Comment vérifier le passif de liens ?

Analysez le profil comme celui d’un concurrent : cohérence thématique des sites qui pointent, régularité de l’acquisition dans le temps, répartition des ancres. Une accumulation soudaine, des ancres commerciales surreprésentées ou des liens venus de secteurs sans rapport signalent une acquisition artificielle dont vous héritez avec le site, sans possibilité de la défaire.

Le contenu peut-il poser problème ?

Oui, à deux titres. Prenez une dizaine de phrases au hasard dans différents articles et cherchez-les entre guillemets : vous saurez si le contenu est original ou repris ailleurs. Vérifiez également la propriété des images, source de litiges fréquente et qui se transmet avec le site. Ces deux vérifications prennent une heure et évitent des problèmes durables.
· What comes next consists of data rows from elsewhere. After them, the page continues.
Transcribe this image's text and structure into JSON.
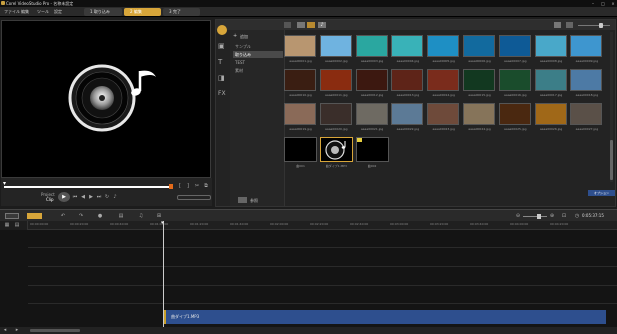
{
  "app": {
    "title": "Corel VideoStudio Pro - 名称未設定"
  },
  "menu": {
    "items": [
      "ファイル",
      "編集",
      "ツール",
      "設定"
    ]
  },
  "steps": {
    "capture": "1 取り込み",
    "edit": "2 編集",
    "share": "3 完了"
  },
  "preview": {
    "project_label": "Project",
    "clip_label": "Clip"
  },
  "library": {
    "add_label": "追加",
    "categories": [
      "サンプル",
      "取り込み",
      "TEST",
      "素材"
    ],
    "browse_label": "参照",
    "options_label": "オプション",
    "thumbnails": [
      {
        "caption": "aaaa00001.jpg",
        "color": "#b89670"
      },
      {
        "caption": "aaaa00002.jpg",
        "color": "#6fb3e0"
      },
      {
        "caption": "aaaa00003.jpg",
        "color": "#2aa7a0"
      },
      {
        "caption": "aaaa00004.jpg",
        "color": "#39b2b8"
      },
      {
        "caption": "aaaa00005.jpg",
        "color": "#1e8fc4"
      },
      {
        "caption": "aaaa00006.jpg",
        "color": "#126a9e"
      },
      {
        "caption": "aaaa00007.jpg",
        "color": "#0e5a96"
      },
      {
        "caption": "aaaa00008.jpg",
        "color": "#49a8c9"
      },
      {
        "caption": "aaaa00009.jpg",
        "color": "#3e96cf"
      },
      {
        "caption": "aaaa00010.jpg",
        "color": "#3a1e12"
      },
      {
        "caption": "aaaa00011.jpg",
        "color": "#8a2c10"
      },
      {
        "caption": "aaaa00012.jpg",
        "color": "#3c1810"
      },
      {
        "caption": "aaaa00013.jpg",
        "color": "#5e2418"
      },
      {
        "caption": "aaaa00014.jpg",
        "color": "#7a2c1c"
      },
      {
        "caption": "aaaa00015.jpg",
        "color": "#123820"
      },
      {
        "caption": "aaaa00016.jpg",
        "color": "#1a4c2c"
      },
      {
        "caption": "aaaa00017.jpg",
        "color": "#3c7e88"
      },
      {
        "caption": "aaaa00018.jpg",
        "color": "#4d7aa5"
      },
      {
        "caption": "aaaa00019.jpg",
        "color": "#8a6a58"
      },
      {
        "caption": "aaaa00020.jpg",
        "color": "#3a2e2a"
      },
      {
        "caption": "aaaa00021.jpg",
        "color": "#6e6a62"
      },
      {
        "caption": "aaaa00022.jpg",
        "color": "#5c7a96"
      },
      {
        "caption": "aaaa00023.jpg",
        "color": "#6e4a3a"
      },
      {
        "caption": "aaaa00024.jpg",
        "color": "#86745a"
      },
      {
        "caption": "aaaa00025.jpg",
        "color": "#4a2810"
      },
      {
        "caption": "aaaa00026.jpg",
        "color": "#a06818"
      },
      {
        "caption": "aaaa00027.jpg",
        "color": "#5a5048"
      },
      {
        "caption": "曲001",
        "color": "#000000"
      },
      {
        "caption": "曲ダイブ1.MP3",
        "color": "#000000"
      },
      {
        "caption": "曲002",
        "color": "#000000"
      }
    ]
  },
  "timeline": {
    "timecode": "0:05:37:15",
    "clip_label": "曲ダイブ1.MP3",
    "ruler_marks": [
      "00:00:00:00",
      "00:00:20:00",
      "00:00:40:00",
      "00:01:00:00",
      "00:01:20:00",
      "00:01:40:00",
      "00:02:00:00",
      "00:02:20:00",
      "00:02:40:00",
      "00:03:00:00",
      "00:03:20:00",
      "00:03:40:00",
      "00:04:00:00",
      "00:04:20:00"
    ]
  },
  "colors": {
    "accent": "#d8a63a",
    "clip": "#2e4f8e",
    "progress": "#ffffff"
  }
}
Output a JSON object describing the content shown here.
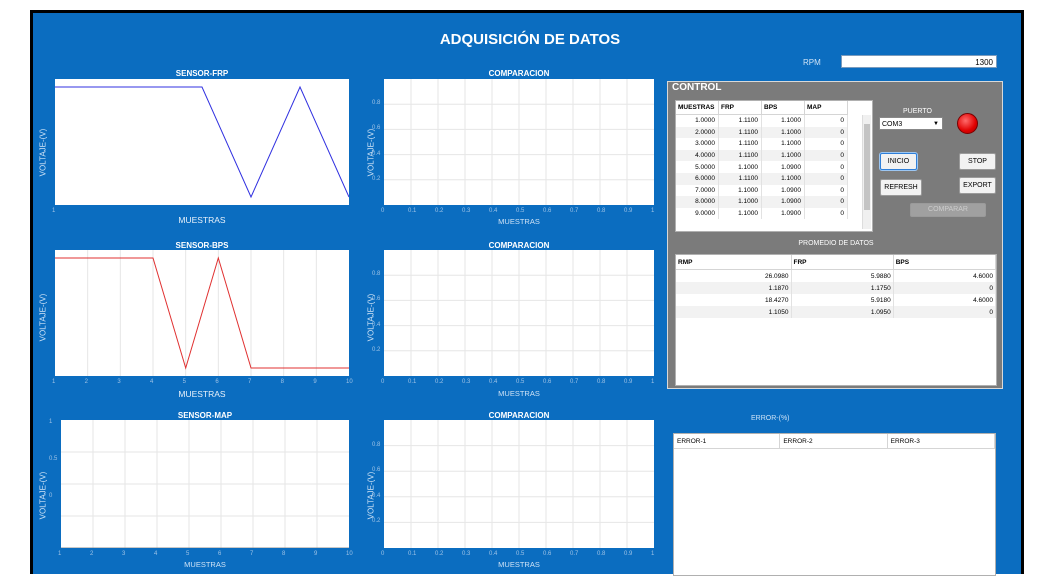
{
  "app": {
    "title": "ADQUISICIÓN DE DATOS"
  },
  "rpm": {
    "label": "RPM",
    "value": "1300"
  },
  "plots": {
    "frp": {
      "title": "SENSOR-FRP",
      "ylabel": "VOLTAJE-(V)",
      "xlabel": "MUESTRAS",
      "xticks": [
        "1"
      ],
      "yticks": []
    },
    "bps": {
      "title": "SENSOR-BPS",
      "ylabel": "VOLTAJE-(V)",
      "xlabel": "MUESTRAS",
      "xticks": [
        "1",
        "2",
        "3",
        "4",
        "5",
        "6",
        "7",
        "8",
        "9",
        "10"
      ],
      "yticks": []
    },
    "map": {
      "title": "SENSOR-MAP",
      "ylabel": "VOLTAJE-(V)",
      "xlabel": "MUESTRAS",
      "xticks": [
        "1",
        "2",
        "3",
        "4",
        "5",
        "6",
        "7",
        "8",
        "9",
        "10"
      ],
      "yticks": [
        "1",
        "0.5",
        "0"
      ]
    },
    "comp1": {
      "title": "COMPARACION",
      "ylabel": "VOLTAJE-(V)",
      "xlabel": "MUESTRAS",
      "xticks": [
        "0",
        "0.1",
        "0.2",
        "0.3",
        "0.4",
        "0.5",
        "0.6",
        "0.7",
        "0.8",
        "0.9",
        "1"
      ],
      "yticks": [
        "0.8",
        "0.6",
        "0.4",
        "0.2"
      ]
    },
    "comp2": {
      "title": "COMPARACION",
      "ylabel": "VOLTAJE-(V)",
      "xlabel": "MUESTRAS",
      "xticks": [
        "0",
        "0.1",
        "0.2",
        "0.3",
        "0.4",
        "0.5",
        "0.6",
        "0.7",
        "0.8",
        "0.9",
        "1"
      ],
      "yticks": [
        "0.8",
        "0.6",
        "0.4",
        "0.2"
      ]
    },
    "comp3": {
      "title": "COMPARACION",
      "ylabel": "VOLTAJE-(V)",
      "xlabel": "MUESTRAS",
      "xticks": [
        "0",
        "0.1",
        "0.2",
        "0.3",
        "0.4",
        "0.5",
        "0.6",
        "0.7",
        "0.8",
        "0.9",
        "1"
      ],
      "yticks": [
        "0.8",
        "0.6",
        "0.4",
        "0.2"
      ]
    }
  },
  "control": {
    "title": "CONTROL",
    "table": {
      "headers": [
        "MUESTRAS",
        "FRP",
        "BPS",
        "MAP"
      ],
      "rows": [
        [
          "1.0000",
          "1.1100",
          "1.1000",
          "0"
        ],
        [
          "2.0000",
          "1.1100",
          "1.1000",
          "0"
        ],
        [
          "3.0000",
          "1.1100",
          "1.1000",
          "0"
        ],
        [
          "4.0000",
          "1.1100",
          "1.1000",
          "0"
        ],
        [
          "5.0000",
          "1.1000",
          "1.0900",
          "0"
        ],
        [
          "6.0000",
          "1.1100",
          "1.1000",
          "0"
        ],
        [
          "7.0000",
          "1.1000",
          "1.0900",
          "0"
        ],
        [
          "8.0000",
          "1.1000",
          "1.0900",
          "0"
        ],
        [
          "9.0000",
          "1.1000",
          "1.0900",
          "0"
        ]
      ]
    },
    "puerto": {
      "label": "PUERTO",
      "selected": "COM3"
    },
    "buttons": {
      "inicio": "INICIO",
      "stop": "STOP",
      "refresh": "REFRESH",
      "export": "EXPORT",
      "comparar": "COMPARAR"
    },
    "promedio": {
      "title": "PROMEDIO DE DATOS",
      "headers": [
        "RMP",
        "FRP",
        "BPS"
      ],
      "rows": [
        [
          "26.0980",
          "5.9880",
          "4.6000"
        ],
        [
          "1.1870",
          "1.1750",
          "0"
        ],
        [
          "18.4270",
          "5.9180",
          "4.6000"
        ],
        [
          "1.1050",
          "1.0950",
          "0"
        ]
      ]
    }
  },
  "error": {
    "title": "ERROR-(%)",
    "headers": [
      "ERROR-1",
      "ERROR-2",
      "ERROR-3"
    ]
  },
  "chart_data": [
    {
      "type": "line",
      "title": "SENSOR-FRP",
      "xlabel": "MUESTRAS",
      "ylabel": "VOLTAJE-(V)",
      "series": [
        {
          "color": "#3030e0",
          "x": [
            1,
            2,
            3,
            4,
            5,
            6,
            7
          ],
          "y": [
            1.11,
            1.11,
            1.11,
            1.11,
            1.1,
            1.11,
            1.1
          ]
        }
      ]
    },
    {
      "type": "line",
      "title": "SENSOR-BPS",
      "xlabel": "MUESTRAS",
      "ylabel": "VOLTAJE-(V)",
      "xlim": [
        1,
        10
      ],
      "series": [
        {
          "color": "#e03030",
          "x": [
            1,
            2,
            3,
            4,
            5,
            6,
            7,
            8,
            9,
            10
          ],
          "y": [
            1.1,
            1.1,
            1.1,
            1.1,
            1.09,
            1.1,
            1.09,
            1.09,
            1.09,
            1.09
          ]
        }
      ]
    },
    {
      "type": "line",
      "title": "SENSOR-MAP",
      "xlabel": "MUESTRAS",
      "ylabel": "VOLTAJE-(V)",
      "xlim": [
        1,
        10
      ],
      "ylim": [
        0,
        1
      ],
      "series": [
        {
          "color": "#909090",
          "x": [
            1,
            2,
            3,
            4,
            5,
            6,
            7,
            8,
            9,
            10
          ],
          "y": [
            0,
            0,
            0,
            0,
            0,
            0,
            0,
            0,
            0,
            0
          ]
        }
      ]
    },
    {
      "type": "line",
      "title": "COMPARACION",
      "xlabel": "MUESTRAS",
      "ylabel": "VOLTAJE-(V)",
      "xlim": [
        0,
        1
      ],
      "ylim": [
        0,
        1
      ],
      "series": []
    },
    {
      "type": "line",
      "title": "COMPARACION",
      "xlabel": "MUESTRAS",
      "ylabel": "VOLTAJE-(V)",
      "xlim": [
        0,
        1
      ],
      "ylim": [
        0,
        1
      ],
      "series": []
    },
    {
      "type": "line",
      "title": "COMPARACION",
      "xlabel": "MUESTRAS",
      "ylabel": "VOLTAJE-(V)",
      "xlim": [
        0,
        1
      ],
      "ylim": [
        0,
        1
      ],
      "series": []
    }
  ]
}
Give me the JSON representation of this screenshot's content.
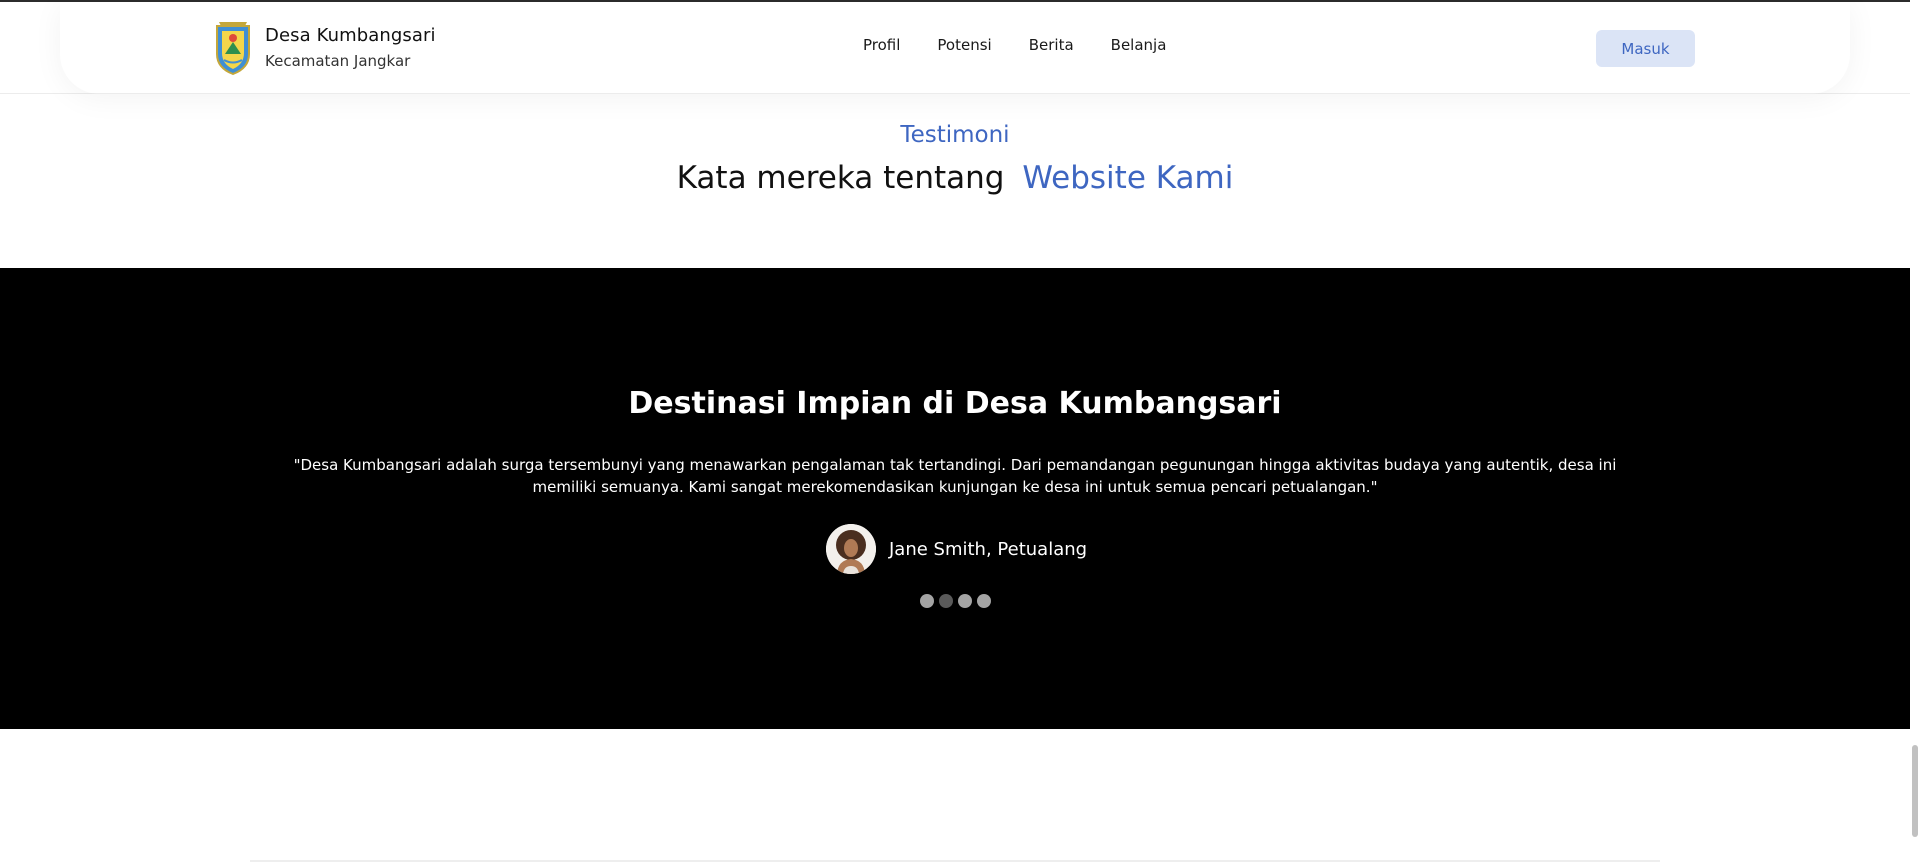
{
  "header": {
    "brand_name": "Desa Kumbangsari",
    "brand_sub": "Kecamatan Jangkar",
    "nav": [
      "Profil",
      "Potensi",
      "Berita",
      "Belanja"
    ],
    "login_label": "Masuk"
  },
  "testimonial_section": {
    "eyebrow": "Testimoni",
    "title_main": "Kata mereka tentang",
    "title_accent": "Website Kami"
  },
  "slide": {
    "title": "Destinasi Impian di Desa Kumbangsari",
    "quote": "\"Desa Kumbangsari adalah surga tersembunyi yang menawarkan pengalaman tak tertandingi. Dari pemandangan pegunungan hingga aktivitas budaya yang autentik, desa ini memiliki semuanya. Kami sangat merekomendasikan kunjungan ke desa ini untuk semua pencari petualangan.\"",
    "author": "Jane Smith, Petualang",
    "dots_total": 4,
    "active_dot": 2
  },
  "colors": {
    "accent": "#3e66c1",
    "button_bg": "#dbe4f6",
    "hero_bg": "#000000"
  }
}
Comment estimer le prix d'un site ?

Le marché raisonne généralement en multiple du revenu mensuel net, avec des écarts importants selon la stabilité, la diversification et le secteur. Cette question comporte une dimension financière qui dépasse le référencement, et nous ne sommes pas conseillers en la matière. Ce que l’audit vous donne, ce sont les éléments qui justifient de négocier à la hausse ou à la baisse.